Di ruangan itu terdapat tempat tidur sekaligus dapur. Bagian atas ruangan ini juga ditempati oleh orang lain yang ketika berbisik bisa terdengar sampai bawah.
Menginap beberapa malam di bedeng ini Rosalia tidak pernah bisa tidur nyenyak, karena setiap kali kereta api lewat seluruh bangunan bergetar seperti mau runtuh.
Jika ingin mandi cuci kakus, semua penghuni gubuk liar di sepanjang bantaran rel kereta ini harus keluar menuju kamar mandi umum.

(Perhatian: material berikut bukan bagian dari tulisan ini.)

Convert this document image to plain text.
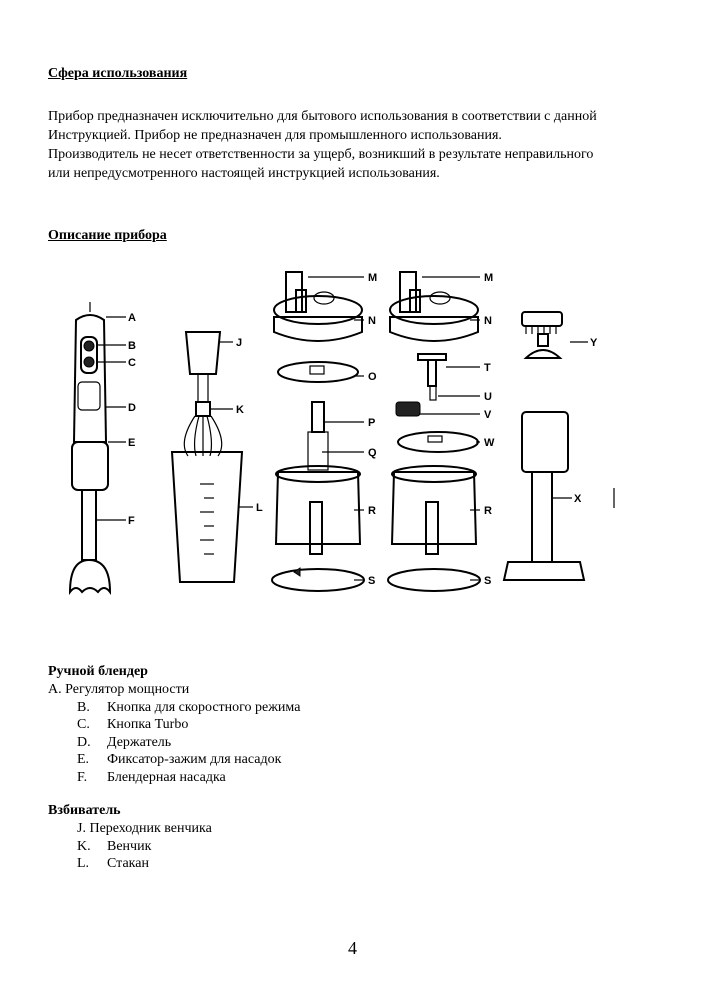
Сфера использования

Прибор предназначен исключительно для бытового использования в соответствии с данной

Инструкцией. Прибор не предназначен для промышленного использования.

Производитель не несет ответственности за ущерб, возникший в результате неправильного

или непредусмотренного настоящей инструкцией использования.

Описание прибора
A
B
C
D
E
F
J
K
L
M
N
O
P
Q
R
S
M
N
T
U
V
W
R
S
Y
X
Ручной блендер
A. Регулятор мощности
B. Кнопка для скоростного режима
C. Кнопка Turbo
D. Держатель
E. Фиксатор-зажим для насадок
F. Блендерная насадка
Взбиватель
J. Переходник венчика
K. Венчик
L. Стакан
4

Rosalia mengatakan masih punya ingatan samar tentang Sin Nio: Wajah penuh kerutan, rambut pendek, bertubuh kecil, dan berkulit hitam.
"Untuk ukuran orang Tionghoa, Oma [berkulit] hitam. Mungkin karena memperjuangkan pensiunan itu, Oma jadi lebih banyak di jalan, kepanasan," kata Rosalia.
Sementara itu, Rosy, kakak Rosalia, masih ingat betul dengan keseharian Sin Nio yang lebih sering menggunakan kain sarung.
"Tapi kalau lagi keluar dari rumah, baru pakai celana panjang," katanya, sambil menambahkan.
"Kita waktu kecil nggak terlalu banyak keinginan tahunya itu. Kalau kami dulu, boleh dibilang rasa penasaran, tapi nggak berani bertanya. Paling yang saya ingat, cuma tanya kok tinggalnya di tempat begini?" kata cucu tertua Sin Nio itu.